In the lowest and most arid parts of the Colorado River basin, moisture from the ground rises into the atmosphere before condensing rapidly to form frequent and sudden thunderstorms. These storms, which typically control the flow of runoff, provide irrigation for river-bank plants, supplement water supplies, and affect the chance that the river will flood, are crucial to the region’s water environment.
While researchers have speculated about the ways in which climate change might affect the frequency and intensity of rainstorms, few models exist to explore how such shifts might affect thunderstorms. That’s why hydrologists from the University of California (Santa Barbara) Earth Research Institute developed the STORM data visualization tool.
Simulating a warmer future
The STORM tool, which creators Michael Singer and Katerina Michaelides call a “rainstorm generator,” enables scientists to explore the details of rainfall quantity and location on a minute-to-minute basis across multiple decades. Though developed using data from a single dryland drainage basin, the creators say the tool can be deployed to study precipitation patterns in any watershed throughout the world.
“We’re tackling a general problem that has regional implications, particularly in water-scarce areas,” said Singer. “The general problem is, we know that climate change is occurring all over the globe, but what we don’t know is how it will affect convective precipitation [thunderstorms] and associated runoff.”
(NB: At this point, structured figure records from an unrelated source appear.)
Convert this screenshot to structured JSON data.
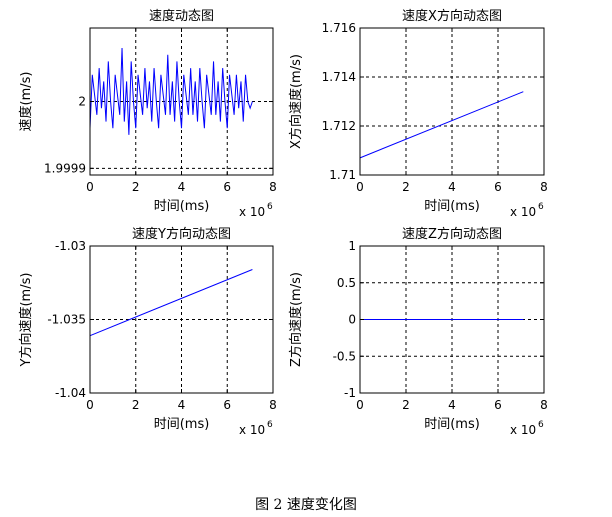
{
  "caption": "图 2  速度变化图",
  "chart_data": [
    {
      "type": "line",
      "title": "速度动态图",
      "xlabel": "时间(ms)",
      "ylabel": "速度(m/s)",
      "x_exponent": "x 10",
      "x_exponent_power": "6",
      "xlim": [
        0,
        8
      ],
      "ylim": [
        1.99989,
        2.00011
      ],
      "xticks": [
        0,
        2,
        4,
        6,
        8
      ],
      "xtick_labels": [
        "0",
        "2",
        "4",
        "6",
        "8"
      ],
      "yticks": [
        1.9999,
        2.0
      ],
      "ytick_labels": [
        "1.9999",
        "2"
      ],
      "grid": true,
      "line_color": "#0000ff",
      "series": [
        {
          "x": [
            0.0,
            0.1,
            0.2,
            0.3,
            0.4,
            0.5,
            0.6,
            0.7,
            0.8,
            0.9,
            1.0,
            1.1,
            1.2,
            1.3,
            1.4,
            1.5,
            1.6,
            1.7,
            1.8,
            1.9,
            2.0,
            2.1,
            2.2,
            2.3,
            2.4,
            2.5,
            2.6,
            2.7,
            2.8,
            2.9,
            3.0,
            3.1,
            3.2,
            3.3,
            3.4,
            3.5,
            3.6,
            3.7,
            3.8,
            3.9,
            4.0,
            4.1,
            4.2,
            4.3,
            4.4,
            4.5,
            4.6,
            4.7,
            4.8,
            4.9,
            5.0,
            5.1,
            5.2,
            5.3,
            5.4,
            5.5,
            5.6,
            5.7,
            5.8,
            5.9,
            6.0,
            6.1,
            6.2,
            6.3,
            6.4,
            6.5,
            6.6,
            6.7,
            6.8,
            6.9,
            7.0,
            7.1
          ],
          "values": [
            1.99996,
            2.00004,
            2.00001,
            1.99998,
            2.00005,
            1.99999,
            2.00003,
            1.99997,
            2.00006,
            2.0,
            1.99996,
            2.00004,
            2.00001,
            1.99998,
            2.00008,
            1.99997,
            2.00003,
            1.99995,
            2.00006,
            2.0,
            1.99996,
            2.00004,
            2.00001,
            1.99998,
            2.00005,
            1.99999,
            2.00003,
            1.99997,
            2.00005,
            2.0,
            1.99996,
            2.00004,
            2.00001,
            1.99998,
            2.00007,
            1.99998,
            2.00003,
            1.99997,
            2.00006,
            2.0,
            1.99996,
            2.00004,
            2.00001,
            1.99998,
            2.00005,
            1.99998,
            2.00003,
            1.99997,
            2.00005,
            2.0,
            1.99996,
            2.00004,
            2.00001,
            1.99998,
            2.00006,
            1.99998,
            2.00003,
            1.99997,
            2.00005,
            2.0,
            1.99996,
            2.00004,
            2.00001,
            1.99998,
            2.00004,
            1.99999,
            2.00003,
            1.99997,
            2.00004,
            2.0,
            1.99999,
            2.0
          ]
        }
      ]
    },
    {
      "type": "line",
      "title": "速度X方向动态图",
      "xlabel": "时间(ms)",
      "ylabel": "X方向速度(m/s)",
      "x_exponent": "x 10",
      "x_exponent_power": "6",
      "xlim": [
        0,
        8
      ],
      "ylim": [
        1.71,
        1.716
      ],
      "xticks": [
        0,
        2,
        4,
        6,
        8
      ],
      "xtick_labels": [
        "0",
        "2",
        "4",
        "6",
        "8"
      ],
      "yticks": [
        1.71,
        1.712,
        1.714,
        1.716
      ],
      "ytick_labels": [
        "1.71",
        "1.712",
        "1.714",
        "1.716"
      ],
      "grid": true,
      "line_color": "#0000ff",
      "series": [
        {
          "x": [
            0,
            7.1
          ],
          "values": [
            1.7107,
            1.7134
          ]
        }
      ]
    },
    {
      "type": "line",
      "title": "速度Y方向动态图",
      "xlabel": "时间(ms)",
      "ylabel": "Y方向速度(m/s)",
      "x_exponent": "x 10",
      "x_exponent_power": "6",
      "xlim": [
        0,
        8
      ],
      "ylim": [
        -1.04,
        -1.03
      ],
      "xticks": [
        0,
        2,
        4,
        6,
        8
      ],
      "xtick_labels": [
        "0",
        "2",
        "4",
        "6",
        "8"
      ],
      "yticks": [
        -1.04,
        -1.035,
        -1.03
      ],
      "ytick_labels": [
        "-1.04",
        "-1.035",
        "-1.03"
      ],
      "grid": true,
      "line_color": "#0000ff",
      "series": [
        {
          "x": [
            0,
            7.1
          ],
          "values": [
            -1.0361,
            -1.0316
          ]
        }
      ]
    },
    {
      "type": "line",
      "title": "速度Z方向动态图",
      "xlabel": "时间(ms)",
      "ylabel": "Z方向速度(m/s)",
      "x_exponent": "x 10",
      "x_exponent_power": "6",
      "xlim": [
        0,
        8
      ],
      "ylim": [
        -1,
        1
      ],
      "xticks": [
        0,
        2,
        4,
        6,
        8
      ],
      "xtick_labels": [
        "0",
        "2",
        "4",
        "6",
        "8"
      ],
      "yticks": [
        -1,
        -0.5,
        0,
        0.5,
        1
      ],
      "ytick_labels": [
        "-1",
        "-0.5",
        "0",
        "0.5",
        "1"
      ],
      "grid": true,
      "line_color": "#0000ff",
      "series": [
        {
          "x": [
            0,
            7.1
          ],
          "values": [
            0,
            0
          ]
        }
      ]
    }
  ]
}
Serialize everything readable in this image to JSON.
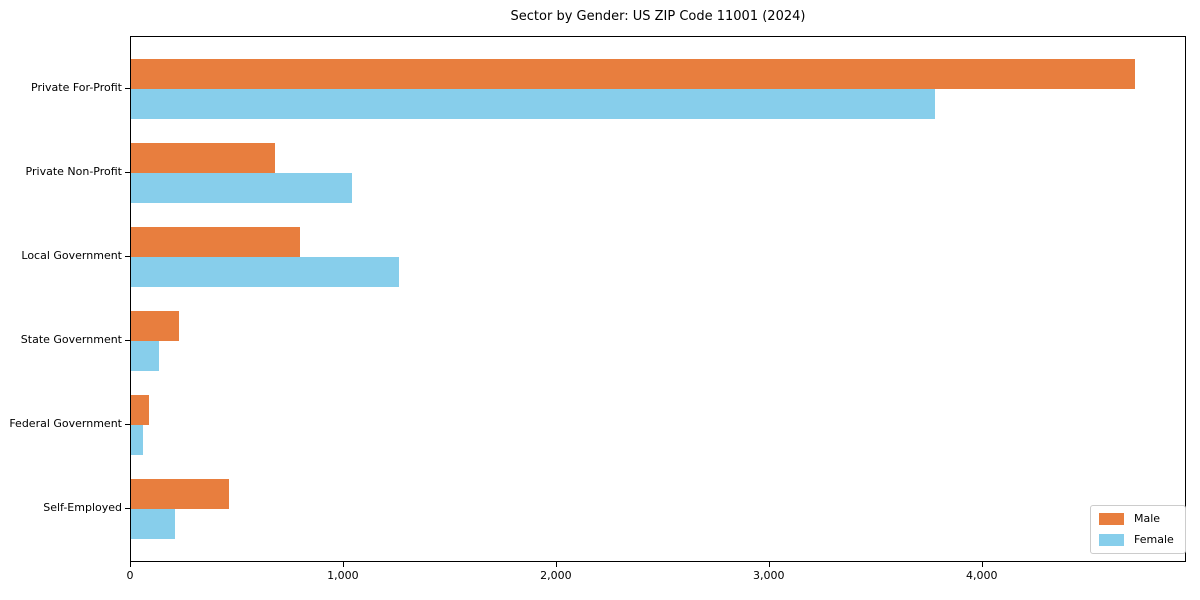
{
  "chart_data": {
    "type": "bar",
    "orientation": "horizontal",
    "title": "Sector by Gender: US ZIP Code 11001 (2024)",
    "xlabel": "",
    "ylabel": "",
    "categories": [
      "Private For-Profit",
      "Private Non-Profit",
      "Local Government",
      "State Government",
      "Federal Government",
      "Self-Employed"
    ],
    "series": [
      {
        "name": "Male",
        "color": "#e87e3e",
        "values": [
          4715,
          675,
          795,
          225,
          85,
          460
        ]
      },
      {
        "name": "Female",
        "color": "#87ceeb",
        "values": [
          3775,
          1040,
          1260,
          130,
          55,
          205
        ]
      }
    ],
    "xlim": [
      0,
      4950
    ],
    "xticks": [
      0,
      1000,
      2000,
      3000,
      4000
    ],
    "xtick_labels": [
      "0",
      "1,000",
      "2,000",
      "3,000",
      "4,000"
    ],
    "legend_position": "lower right",
    "grid": false,
    "colors": {
      "spine": "#000000",
      "legend_border": "#cccccc",
      "background": "#ffffff"
    }
  }
}
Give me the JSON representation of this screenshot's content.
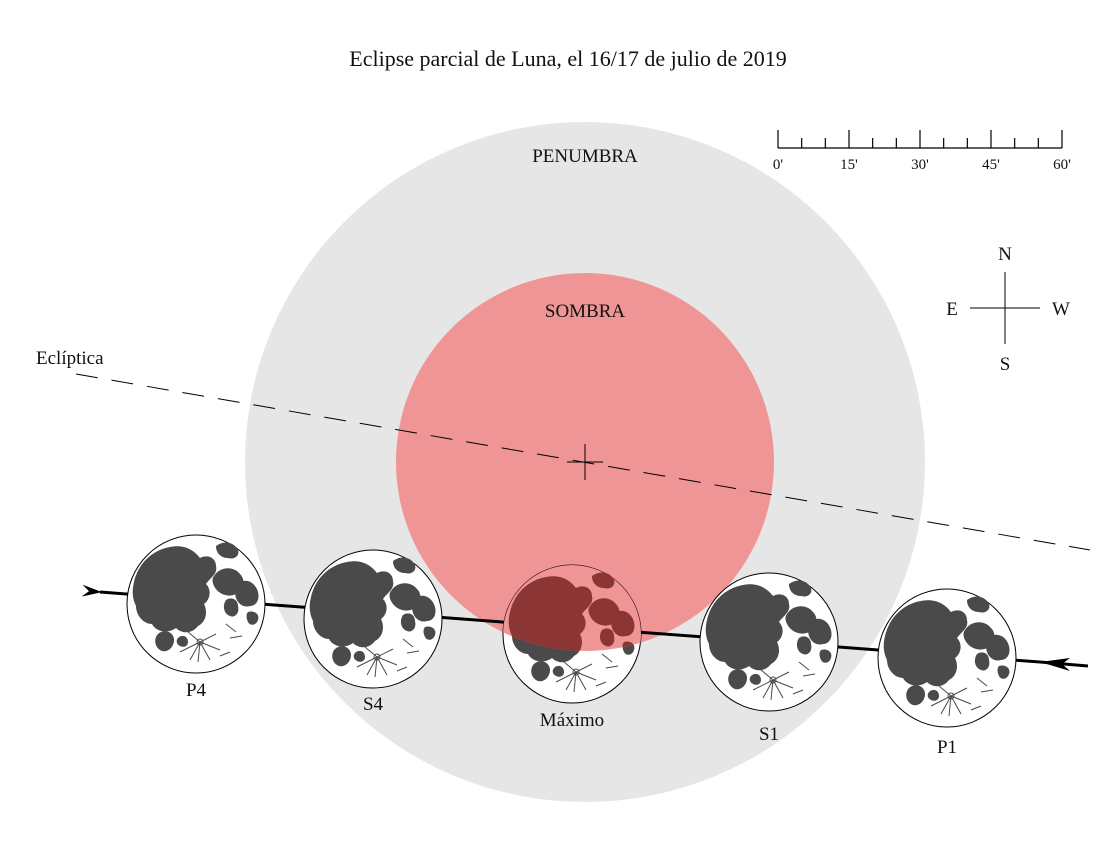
{
  "title": "Eclipse parcial de Luna, el 16/17 de julio de 2019",
  "colors": {
    "background": "#ffffff",
    "penumbra": "#e6e6e6",
    "umbra": "#f09595",
    "moon_disk": "#ffffff",
    "moon_maria": "#4a4a4a",
    "moon_maria_eclipsed": "#8b3535",
    "line": "#000000"
  },
  "labels": {
    "penumbra": "PENUMBRA",
    "umbra": "SOMBRA",
    "ecliptic": "Eclíptica"
  },
  "compass": {
    "north": "N",
    "south": "S",
    "east": "E",
    "west": "W"
  },
  "scale": {
    "ticks": [
      "0'",
      "15'",
      "30'",
      "45'",
      "60'"
    ]
  },
  "moons": [
    {
      "id": "p4",
      "label": "P4",
      "eclipsed": false
    },
    {
      "id": "s4",
      "label": "S4",
      "eclipsed": false
    },
    {
      "id": "maximo",
      "label": "Máximo",
      "eclipsed": true
    },
    {
      "id": "s1",
      "label": "S1",
      "eclipsed": false
    },
    {
      "id": "p1",
      "label": "P1",
      "eclipsed": false
    }
  ],
  "icons": {
    "shadow_center": "crosshair-icon",
    "path_direction": "arrow-left-icon"
  }
}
When applied to watersheds with robust historical rainfall data, the STORM tool can analyze how climate change already has affected rainfall patterns in these sensitive regions. Researchers then can simulate these trends to get a clearer picture of how climate change might affect factors like flooding, storm intensity, runoff volume, and flow patterns.
Stormy, but still dry
Early results from the STORM tool have challenged previous notions of how rainfall should react to a warming atmosphere. Applying the model to the Walnut Gulch Experimental Watershed in Arizona, for which decades of detailed rainfall information exist, Singer and Michaelides found that thunderstorms are becoming more frequent, but that they deliver increasingly smaller rainfall volumes to the watershed.
“Even though it’s raining more overall, each storm is less intense and drops less water,” Singer said. “While the amount of rainfall is increasing through time and the smaller storms are dumping more rainfall overall, it comes in smaller and more frequent spurts.”
With lower-intensity rainfall should come less surface runoff. Runoff projections from the STORM tool for the Walnut Gulch Watershed have supported that hypothesis, Singer said.
“For a while, there’s been this mystery of a declining runoff signal in the lower Colorado River basin, in particular in the San Pedro River downstream of Walnut Gulch,” he said. “In this part of the basin, people had long suspected that there was less runoff coming into these streams from ephemeral tributaries — ephemeral meaning they’re flowing sometimes but are dry most of the time.”
The researchers intend to turn the STORM tool loose on other thunderstorm-prone watersheds to better understand the possibilities under different climate-change scenarios. Initial findings were published last month in the journal Environmental Research Letters.